Two dozen people cheated casinos in several U.S. states and Canada out of at least $3.3 million over five years by using technology and bribes to rig card games, federal prosecutors alleged in unsealed indictments.

Members of the organization would signal a dealer to do a false shuffle and bet on the known order of the cards, the indictments say. The ring also used hidden transmitters and special software to predict the order in which cards would appear, grand jurors alleged.

The three indictments unsealed name 24 defendants, including the son of Seattle Mayor Greg Nickels, in an alleged racketeering enterprise dating from March 2002. The so-called Tran Organization allegedly was based in California.

Interim U.S. Attorney Karen Hewitt in San Diego said the actual losses from the scheme could be much higher than $3.3 million. The losses included $868,000 won in 90 minutes in October 2005 at a Chicago casino.

Casinos in Ontario, Canada, may have lost nearly $2 million (euro1.5 million), said Rob Knudsen, director of the gaming enforcement branch of the Ontario Provincial Police.

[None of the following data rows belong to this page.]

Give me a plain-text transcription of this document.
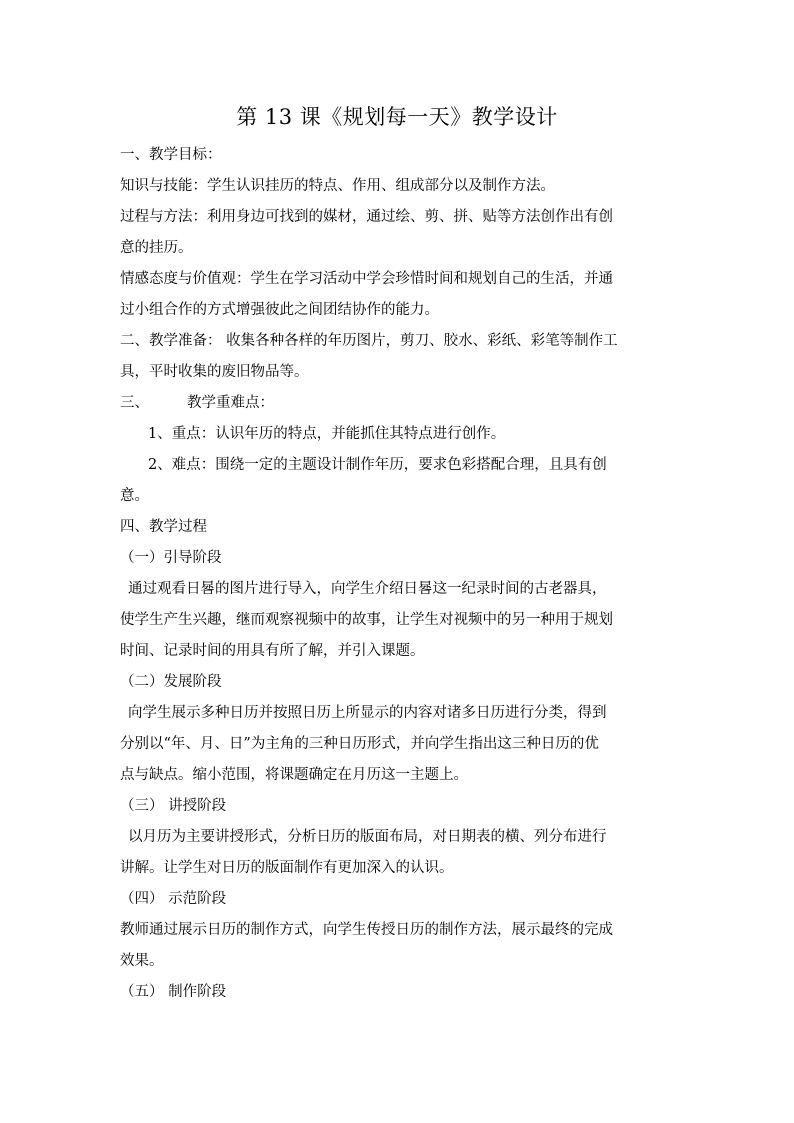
第 13 课《规划每一天》教学设计

一、教学目标：

知识与技能：学生认识挂历的特点、作用、组成部分以及制作方法。

过程与方法：利用身边可找到的媒材，通过绘、剪、拼、贴等方法创作出有创

意的挂历。

情感态度与价值观：学生在学习活动中学会珍惜时间和规划自己的生活，并通

过小组合作的方式增强彼此之间团结协作的能力。

二、教学准备： 收集各种各样的年历图片，剪刀、胶水、彩纸、彩笔等制作工

具，平时收集的废旧物品等。

三、	教学重难点：

1、重点：认识年历的特点，并能抓住其特点进行创作。

2、难点：围绕一定的主题设计制作年历，要求色彩搭配合理，且具有创

意。

四、教学过程

（一）引导阶段

通过观看日晷的图片进行导入，向学生介绍日晷这一纪录时间的古老器具，

使学生产生兴趣，继而观察视频中的故事，让学生对视频中的另一种用于规划

时间、记录时间的用具有所了解，并引入课题。

（二）发展阶段

向学生展示多种日历并按照日历上所显示的内容对诸多日历进行分类，得到

分别以“年、月、日”为主角的三种日历形式，并向学生指出这三种日历的优

点与缺点。缩小范围，将课题确定在月历这一主题上。

（三） 讲授阶段

以月历为主要讲授形式，分析日历的版面布局，对日期表的横、列分布进行

讲解。让学生对日历的版面制作有更加深入的认识。

（四） 示范阶段

教师通过展示日历的制作方式，向学生传授日历的制作方法，展示最终的完成

效果。

（五） 制作阶段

Authorities said the scheme targeted 18 gaming parlors in Canada, California, Nevada, Mississippi, Louisiana, Washington state, Indiana and Connecticut. Ten casinos were owned by American Indian tribes.

The scheme involved bribes to casino supervisors and dealers during blackjack and mini baccarat and use of blocks of unshuffled cards, prosecutors contend.

Mayor Nickels said Thursday he and his wife had just learned of the charges against their son.

"We will be encouraging him to cooperate fully with the investigation. Until we know more we will have no comment on the substance of these allegations," Nickels said in prepared remarks.

It was not clear whether any of the defendants had attorneys.

Thirteen other people also were arrested in the same sweep in Ontario and were expected to face charges there, Knudsen said.